野村ホールディングス(HD)と大和証券グループ本社が、株や債券などを法定通貨連動型ステーブルコインで売買できる枠組みをつくる計画を進めていると、「日経新聞」が2月10日に報じた。
この枠組みは、三菱UFJフィナンシャル・グループ(FG)、三井住友FG、みずほFGの3メガバンクと連携して行われるとのこと。
対象となるのは株、国債、社債、投資信託、ETF(上場投資信託)、短期国債を中心に運用するMMF(マネー・マネージメント・ファンド)とのこと。数年内の実用化を目指し、2月中にも金融庁へ届け出され実証実験が行われるという。

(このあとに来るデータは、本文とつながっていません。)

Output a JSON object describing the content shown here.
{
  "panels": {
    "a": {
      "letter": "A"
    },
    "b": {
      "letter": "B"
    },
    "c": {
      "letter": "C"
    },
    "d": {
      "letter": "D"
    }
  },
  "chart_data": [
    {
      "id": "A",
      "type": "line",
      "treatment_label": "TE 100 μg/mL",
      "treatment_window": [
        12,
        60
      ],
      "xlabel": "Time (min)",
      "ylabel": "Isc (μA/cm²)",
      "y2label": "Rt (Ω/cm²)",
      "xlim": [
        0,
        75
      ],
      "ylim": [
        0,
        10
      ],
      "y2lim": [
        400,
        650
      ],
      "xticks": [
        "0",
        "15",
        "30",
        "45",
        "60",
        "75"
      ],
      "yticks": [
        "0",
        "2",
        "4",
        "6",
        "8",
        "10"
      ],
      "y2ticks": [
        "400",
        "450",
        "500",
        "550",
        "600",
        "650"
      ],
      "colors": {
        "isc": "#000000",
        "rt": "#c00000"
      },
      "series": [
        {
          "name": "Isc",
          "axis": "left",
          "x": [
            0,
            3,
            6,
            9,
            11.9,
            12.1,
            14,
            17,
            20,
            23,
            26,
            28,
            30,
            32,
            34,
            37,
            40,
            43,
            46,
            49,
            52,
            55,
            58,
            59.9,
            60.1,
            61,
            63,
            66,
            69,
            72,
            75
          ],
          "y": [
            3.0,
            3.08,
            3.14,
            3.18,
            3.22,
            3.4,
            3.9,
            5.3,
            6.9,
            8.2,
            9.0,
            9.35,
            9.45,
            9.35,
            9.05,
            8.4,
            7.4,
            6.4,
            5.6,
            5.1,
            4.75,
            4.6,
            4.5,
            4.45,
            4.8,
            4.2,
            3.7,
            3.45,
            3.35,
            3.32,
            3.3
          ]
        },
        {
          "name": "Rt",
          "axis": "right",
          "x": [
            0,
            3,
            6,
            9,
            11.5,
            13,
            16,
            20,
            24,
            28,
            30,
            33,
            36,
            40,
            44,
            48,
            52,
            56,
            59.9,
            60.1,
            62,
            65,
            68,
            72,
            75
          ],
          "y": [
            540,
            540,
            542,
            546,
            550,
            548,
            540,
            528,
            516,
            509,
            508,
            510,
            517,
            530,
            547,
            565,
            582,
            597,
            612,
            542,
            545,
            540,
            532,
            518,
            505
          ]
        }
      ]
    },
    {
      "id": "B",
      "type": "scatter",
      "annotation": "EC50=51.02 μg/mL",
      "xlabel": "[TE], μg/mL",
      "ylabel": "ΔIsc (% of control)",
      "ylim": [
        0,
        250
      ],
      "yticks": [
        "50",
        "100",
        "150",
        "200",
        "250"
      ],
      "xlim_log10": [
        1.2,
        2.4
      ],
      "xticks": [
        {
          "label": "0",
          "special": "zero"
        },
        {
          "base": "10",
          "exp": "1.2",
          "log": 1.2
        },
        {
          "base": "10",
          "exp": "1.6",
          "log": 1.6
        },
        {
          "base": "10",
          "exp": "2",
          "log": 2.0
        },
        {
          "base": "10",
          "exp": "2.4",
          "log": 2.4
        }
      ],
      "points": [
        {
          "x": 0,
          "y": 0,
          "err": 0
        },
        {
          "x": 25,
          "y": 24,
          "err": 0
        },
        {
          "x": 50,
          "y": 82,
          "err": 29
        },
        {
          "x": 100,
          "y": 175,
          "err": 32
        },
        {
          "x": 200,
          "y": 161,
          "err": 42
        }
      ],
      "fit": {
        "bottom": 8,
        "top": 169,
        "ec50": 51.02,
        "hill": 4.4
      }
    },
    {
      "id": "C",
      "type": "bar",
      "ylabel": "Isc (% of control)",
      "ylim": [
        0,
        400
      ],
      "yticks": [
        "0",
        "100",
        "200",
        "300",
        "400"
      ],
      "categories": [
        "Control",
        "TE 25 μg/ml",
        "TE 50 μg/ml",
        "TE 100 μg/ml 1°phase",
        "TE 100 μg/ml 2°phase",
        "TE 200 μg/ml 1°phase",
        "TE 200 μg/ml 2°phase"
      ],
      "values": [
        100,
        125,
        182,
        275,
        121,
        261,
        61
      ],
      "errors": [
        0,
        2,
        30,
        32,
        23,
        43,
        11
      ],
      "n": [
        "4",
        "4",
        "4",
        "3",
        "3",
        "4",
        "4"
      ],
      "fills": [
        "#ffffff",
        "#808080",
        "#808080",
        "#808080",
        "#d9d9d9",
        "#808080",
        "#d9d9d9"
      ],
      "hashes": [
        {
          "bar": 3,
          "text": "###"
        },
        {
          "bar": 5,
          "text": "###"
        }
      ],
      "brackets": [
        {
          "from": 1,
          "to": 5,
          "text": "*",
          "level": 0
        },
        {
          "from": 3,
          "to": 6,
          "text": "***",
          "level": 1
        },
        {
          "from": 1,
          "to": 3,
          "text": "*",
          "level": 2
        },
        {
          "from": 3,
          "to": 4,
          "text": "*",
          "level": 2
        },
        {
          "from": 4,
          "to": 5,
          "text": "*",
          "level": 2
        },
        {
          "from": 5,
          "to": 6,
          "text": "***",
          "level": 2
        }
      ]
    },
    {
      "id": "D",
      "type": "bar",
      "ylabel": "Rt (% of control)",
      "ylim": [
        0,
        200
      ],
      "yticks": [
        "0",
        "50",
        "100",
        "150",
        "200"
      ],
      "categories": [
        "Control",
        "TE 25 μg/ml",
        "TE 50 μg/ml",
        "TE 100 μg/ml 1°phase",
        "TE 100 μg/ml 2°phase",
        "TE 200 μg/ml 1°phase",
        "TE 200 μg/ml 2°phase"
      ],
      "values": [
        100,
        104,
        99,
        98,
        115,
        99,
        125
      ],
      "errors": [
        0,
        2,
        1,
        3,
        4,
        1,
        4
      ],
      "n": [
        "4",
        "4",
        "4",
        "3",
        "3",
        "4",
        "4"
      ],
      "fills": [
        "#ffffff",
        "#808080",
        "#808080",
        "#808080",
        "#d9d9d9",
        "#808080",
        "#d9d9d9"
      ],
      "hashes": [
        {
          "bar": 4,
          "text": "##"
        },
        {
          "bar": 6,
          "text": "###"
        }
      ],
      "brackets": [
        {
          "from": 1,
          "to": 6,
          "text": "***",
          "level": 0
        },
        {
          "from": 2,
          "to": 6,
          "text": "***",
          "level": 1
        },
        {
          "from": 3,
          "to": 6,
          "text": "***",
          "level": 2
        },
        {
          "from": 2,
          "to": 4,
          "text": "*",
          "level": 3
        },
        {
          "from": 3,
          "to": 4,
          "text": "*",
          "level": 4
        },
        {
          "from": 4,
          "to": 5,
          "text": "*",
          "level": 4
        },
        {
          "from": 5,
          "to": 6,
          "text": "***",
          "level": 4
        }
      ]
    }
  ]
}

実証実験では3メガバンクが共同発行するステーブルコインを使い、株式の決済をブロックチェーン上で行うとのこと。参加金融機関は今後増える可能性があるという。
なおこの報道を引用したXの投稿に対し、SBIホールディングス代表取締役会長兼社長の北尾吉孝氏は「SBIはここにジョインする事を拒絶した」とリプライを送っている。続けて北尾氏は「SBIは画一的、競争制限的、護送船団的、なものを一切拒絶する。我々は常に世の為人の為になる革新的でかつグローバルに正々堂々と戦える技術を世界中の様々なパートナー達と開発する。そして世界で公正な競争を展開しつつ、更なる進化をしていく」と投稿した。
SBIは2月5日、金融資産のオンチェーンでの取引に特化したレイヤー1ブロックチェーン「ストリウムネットワーク(Strium Network)」をスターテイルグループ(Startale Group)と共同開発することを発表している。
同チェーンは、トークン化株式やRWA連動型金融商品などを対象に、24時間365日稼働する現物およびデリバティブ市場を通じて、取引および決済を行うための専用プラットフォームとのこと。同チェーンは、人間だけではなくAIが取引を行うことも視野にいれた設計がされているという。
さらにSBIとスターテイルは、日本円建てステーブルコインの共同開発・提供に向けた基本合意書(MoU)を昨年12月に締結している。
両社による円建てステーブルコインは、日本をはじめ、各国の金融規制に準拠するプログラマブルかつグローバルに利用可能な枠組みで設計・実装される予定。国内の法的位置づけとしては信託会社・信託銀行により発行される「3号電子決済手段(特定信託受益権)」となる。ローンチは2026年度第1四半期(1Q:4~6月)が目指されている。
また3メガバンクのステーブルコイン共同発行について金融庁は昨年11月、同取り組みの実証実験を支援すると発表している。このステーブルコインの発行基盤には、三菱UFJ信託銀行の子会社「プログマ(Progmat)」が活用されるとのこと。また発行方式は信託型が採用されるとのことだ。